Attention Sinks Are Provably Necessary in Softmax Transformers: Evidence from Trigger-Conditional Tasks

arXiv:2603.11487v129.27 citationsh-index: 2
Predicted impact top 28% in LG · last 90 daysOriginality Incremental advance
AI Analysis

This work formalizes a fundamental limitation in transformer architectures, which is incremental but clarifies a known bottleneck for researchers and practitioners in machine learning.

The paper proves that softmax self-attention models necessarily develop attention sinks (probability mass concentrating on a fixed position) to compute trigger-conditional behaviors, such as returning the average of preceding tokens when a trigger appears, and shows that non-normalized ReLU attention solves the same task without sinks.

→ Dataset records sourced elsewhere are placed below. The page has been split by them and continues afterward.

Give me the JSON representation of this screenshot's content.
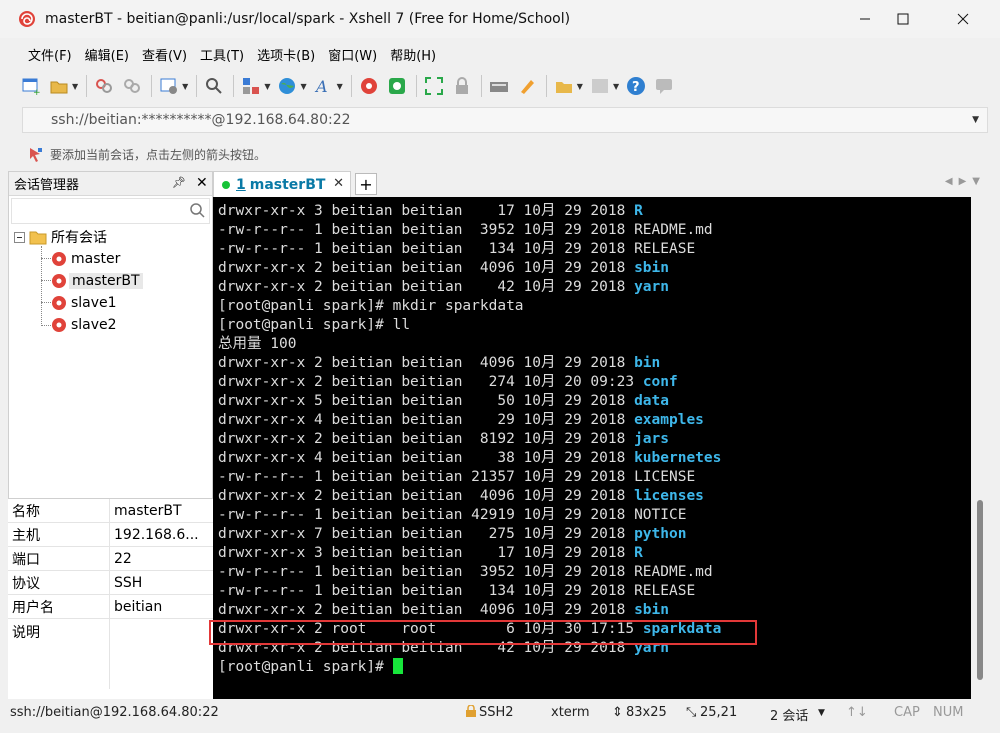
{
  "window": {
    "title": "masterBT - beitian@panli:/usr/local/spark - Xshell 7 (Free for Home/School)"
  },
  "menu": [
    "文件(F)",
    "编辑(E)",
    "查看(V)",
    "工具(T)",
    "选项卡(B)",
    "窗口(W)",
    "帮助(H)"
  ],
  "address": {
    "value": "ssh://beitian:**********@192.168.64.80:22"
  },
  "hint": {
    "text": "要添加当前会话，点击左侧的箭头按钮。"
  },
  "session_manager": {
    "title": "会话管理器",
    "root": "所有会话",
    "sessions": [
      "master",
      "masterBT",
      "slave1",
      "slave2"
    ],
    "selected": "masterBT"
  },
  "properties": [
    {
      "key": "名称",
      "value": "masterBT"
    },
    {
      "key": "主机",
      "value": "192.168.6..."
    },
    {
      "key": "端口",
      "value": "22"
    },
    {
      "key": "协议",
      "value": "SSH"
    },
    {
      "key": "用户名",
      "value": "beitian"
    },
    {
      "key": "说明",
      "value": ""
    }
  ],
  "tab": {
    "index": "1",
    "label": "masterBT"
  },
  "terminal": {
    "lines": [
      {
        "t": "drwxr-xr-x 3 beitian beitian    17 10月 29 2018 ",
        "n": "R"
      },
      {
        "t": "-rw-r--r-- 1 beitian beitian  3952 10月 29 2018 README.md",
        "n": ""
      },
      {
        "t": "-rw-r--r-- 1 beitian beitian   134 10月 29 2018 RELEASE",
        "n": ""
      },
      {
        "t": "drwxr-xr-x 2 beitian beitian  4096 10月 29 2018 ",
        "n": "sbin"
      },
      {
        "t": "drwxr-xr-x 2 beitian beitian    42 10月 29 2018 ",
        "n": "yarn"
      },
      {
        "t": "[root@panli spark]# mkdir sparkdata",
        "n": ""
      },
      {
        "t": "[root@panli spark]# ll",
        "n": ""
      },
      {
        "t": "总用量 100",
        "n": ""
      },
      {
        "t": "drwxr-xr-x 2 beitian beitian  4096 10月 29 2018 ",
        "n": "bin"
      },
      {
        "t": "drwxr-xr-x 2 beitian beitian   274 10月 20 09:23 ",
        "n": "conf"
      },
      {
        "t": "drwxr-xr-x 5 beitian beitian    50 10月 29 2018 ",
        "n": "data"
      },
      {
        "t": "drwxr-xr-x 4 beitian beitian    29 10月 29 2018 ",
        "n": "examples"
      },
      {
        "t": "drwxr-xr-x 2 beitian beitian  8192 10月 29 2018 ",
        "n": "jars"
      },
      {
        "t": "drwxr-xr-x 4 beitian beitian    38 10月 29 2018 ",
        "n": "kubernetes"
      },
      {
        "t": "-rw-r--r-- 1 beitian beitian 21357 10月 29 2018 LICENSE",
        "n": ""
      },
      {
        "t": "drwxr-xr-x 2 beitian beitian  4096 10月 29 2018 ",
        "n": "licenses"
      },
      {
        "t": "-rw-r--r-- 1 beitian beitian 42919 10月 29 2018 NOTICE",
        "n": ""
      },
      {
        "t": "drwxr-xr-x 7 beitian beitian   275 10月 29 2018 ",
        "n": "python"
      },
      {
        "t": "drwxr-xr-x 3 beitian beitian    17 10月 29 2018 ",
        "n": "R"
      },
      {
        "t": "-rw-r--r-- 1 beitian beitian  3952 10月 29 2018 README.md",
        "n": ""
      },
      {
        "t": "-rw-r--r-- 1 beitian beitian   134 10月 29 2018 RELEASE",
        "n": ""
      },
      {
        "t": "drwxr-xr-x 2 beitian beitian  4096 10月 29 2018 ",
        "n": "sbin"
      },
      {
        "t": "drwxr-xr-x 2 root    root        6 10月 30 17:15 ",
        "n": "sparkdata"
      },
      {
        "t": "drwxr-xr-x 2 beitian beitian    42 10月 29 2018 ",
        "n": "yarn"
      },
      {
        "t": "[root@panli spark]# ",
        "n": ""
      }
    ]
  },
  "status": {
    "connection": "ssh://beitian@192.168.64.80:22",
    "protocol": "SSH2",
    "term": "xterm",
    "size": "83x25",
    "cursor_pos": "25,21",
    "sessions": "2 会话",
    "caps": "CAP",
    "num": "NUM"
  },
  "colors": {
    "dir": "#3eb7ea",
    "cursor": "#17e63b",
    "highlight": "#e23838",
    "tab_text": "#0a7aa6"
  }
}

Transformers often display an attention sink: probability mass concentrates on a fixed, content-agnostic position. We prove that computing a simple trigger-conditional behavior necessarily induces a sink in softmax self-attention models. Our results formalize a familiar intuition: normalization over a probability simplex must force attention to collapse onto a stable anchor to realize a default state (e.g., when the model needs to ignore the input). We instantiate this with a concrete task: when a designated trigger token appears, the model must return the average of all preceding token representations, and otherwise output zero, a task which mirrors the functionality of attention heads in the wild (Barbero et al., 2025; Guo et al., 2024). We also prove that non-normalized ReLU attention can solve the same task without any sink, confirming that the normalization constraint is the fundamental driver of sink behavior. Experiments validate our predictions and demonstrate they extend beyond the theoretically analyzed setting: softmax models develop strong sinks while ReLU attention eliminates them in both single-head and multi-head variants.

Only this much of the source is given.